What it is really, is that I have a productivity vacuum inside my head. When it’s pointed towards a writing project, yeah, I’m with it, I’m in the groove, things are rolling along nicely. But when it’s not directed towards a project, then it’s directed towards any old thing, which means I spend three days trying to escape out of a locked room… 

(Actually, you’ll be amazed at how addicting these escape-the-room games can get. Especially since the more you play, the more tricks you pick up, the easier the games get, which means you start scrambling towards harder puzzles…what? What do you mean I’m digressing agai–)

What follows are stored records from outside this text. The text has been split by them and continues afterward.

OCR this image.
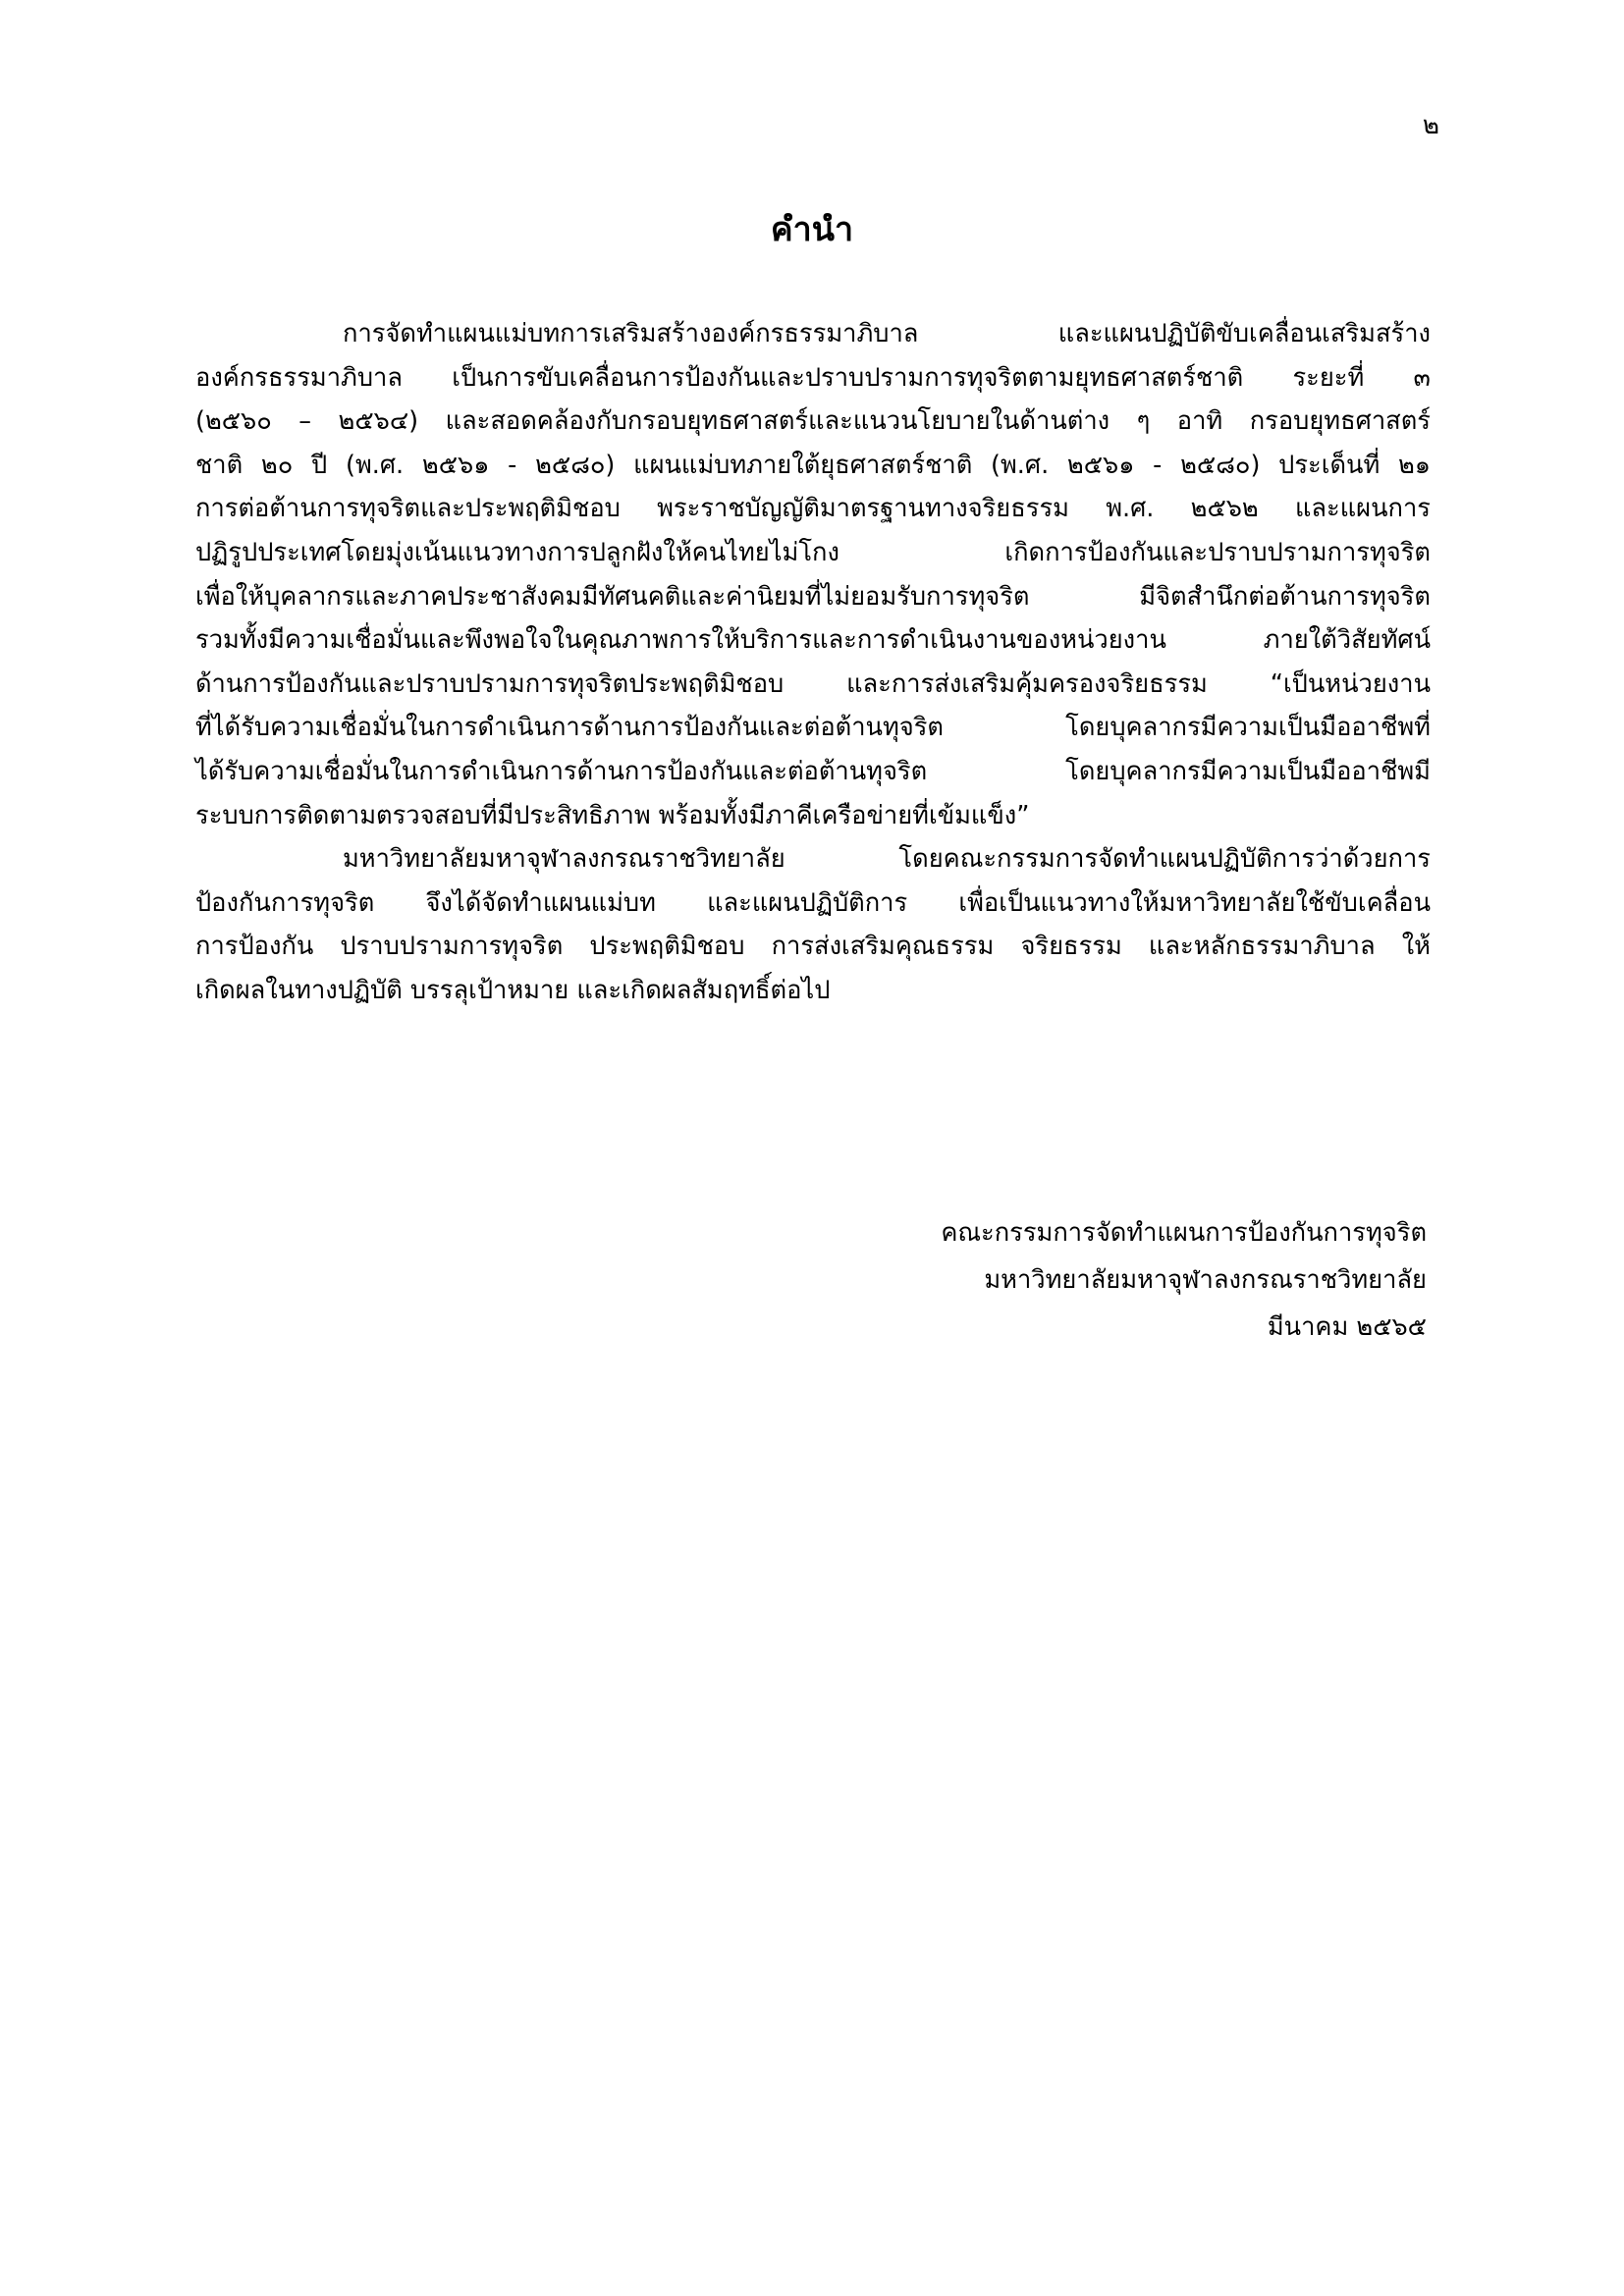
๒
คำนำ
การจัดทำแผนแม่บทการเสริมสร้างองค์กรธรรมาภิบาล และแผนปฏิบัติขับเคลื่อนเสริมสร้าง
องค์กรธรรมาภิบาล เป็นการขับเคลื่อนการป้องกันและปราบปรามการทุจริตตามยุทธศาสตร์ชาติ ระยะที่ ๓
(๒๕๖๐ – ๒๕๖๔) และสอดคล้องกับกรอบยุทธศาสตร์และแนวนโยบายในด้านต่าง ๆ อาทิ กรอบยุทธศาสตร์
ชาติ ๒๐ ปี (พ.ศ. ๒๕๖๑ - ๒๕๘๐) แผนแม่บทภายใต้ยุธศาสตร์ชาติ (พ.ศ. ๒๕๖๑ - ๒๕๘๐) ประเด็นที่ ๒๑
การต่อต้านการทุจริตและประพฤติมิชอบ พระราชบัญญัติมาตรฐานทางจริยธรรม พ.ศ. ๒๕๖๒ และแผนการ
ปฏิรูปประเทศโดยมุ่งเน้นแนวทางการปลูกฝังให้คนไทยไม่โกง เกิดการป้องกันและปราบปรามการทุจริต
เพื่อให้บุคลากรและภาคประชาสังคมมีทัศนคติและค่านิยมที่ไม่ยอมรับการทุจริต มีจิตสำนึกต่อต้านการทุจริต
รวมทั้งมีความเชื่อมั่นและพึงพอใจในคุณภาพการให้บริการและการดำเนินงานของหน่วยงาน ภายใต้วิสัยทัศน์
ด้านการป้องกันและปราบปรามการทุจริตประพฤติมิชอบ และการส่งเสริมคุ้มครองจริยธรรม “เป็นหน่วยงาน
ที่ได้รับความเชื่อมั่นในการดำเนินการด้านการป้องกันและต่อต้านทุจริต โดยบุคลากรมีความเป็นมืออาชีพที่
ได้รับความเชื่อมั่นในการดำเนินการด้านการป้องกันและต่อต้านทุจริต โดยบุคลากรมีความเป็นมืออาชีพมี
ระบบการติดตามตรวจสอบที่มีประสิทธิภาพ พร้อมทั้งมีภาคีเครือข่ายที่เข้มแข็ง”
มหาวิทยาลัยมหาจุฬาลงกรณราชวิทยาลัย โดยคณะกรรมการจัดทำแผนปฏิบัติการว่าด้วยการ
ป้องกันการทุจริต จึงได้จัดทำแผนแม่บท และแผนปฏิบัติการ เพื่อเป็นแนวทางให้มหาวิทยาลัยใช้ขับเคลื่อน
การป้องกัน ปราบปรามการทุจริต ประพฤติมิชอบ การส่งเสริมคุณธรรม จริยธรรม และหลักธรรมาภิบาล ให้
เกิดผลในทางปฏิบัติ บรรลุเป้าหมาย และเกิดผลสัมฤทธิ์ต่อไป
คณะกรรมการจัดทำแผนการป้องกันการทุจริต
มหาวิทยาลัยมหาจุฬาลงกรณราชวิทยาลัย
มีนาคม ๒๕๖๕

The point is…procrastination.

And the other point is…ummm….sometimes it’s good. Because when you recognize that you’ve had too much of it, it means that you’ve had enough rest and recuperation and you’re setting yourself up for your next project, which is good, because you can now look forward to your next project with eagerness, and it means that you can start looking at all the stories you have sitting in the sketching stage and think, "which of these stories can I flesh out more?" And you start thinking and start writing and before you know it, you got yourself another project to do. Which is good.

I think I’m ready for that now. And I think I need to wean myself off the LiveFeed. Too much Facebook can be a bad thing. Besides, the Facebook RSS Feed is far more useful.

Well. That was a nice rambling, makes-no-sense post. But considering that it’s something that I did after a week of nothing, hey, I’m feeling pretty productive. 2nd draft of Willow, here I come!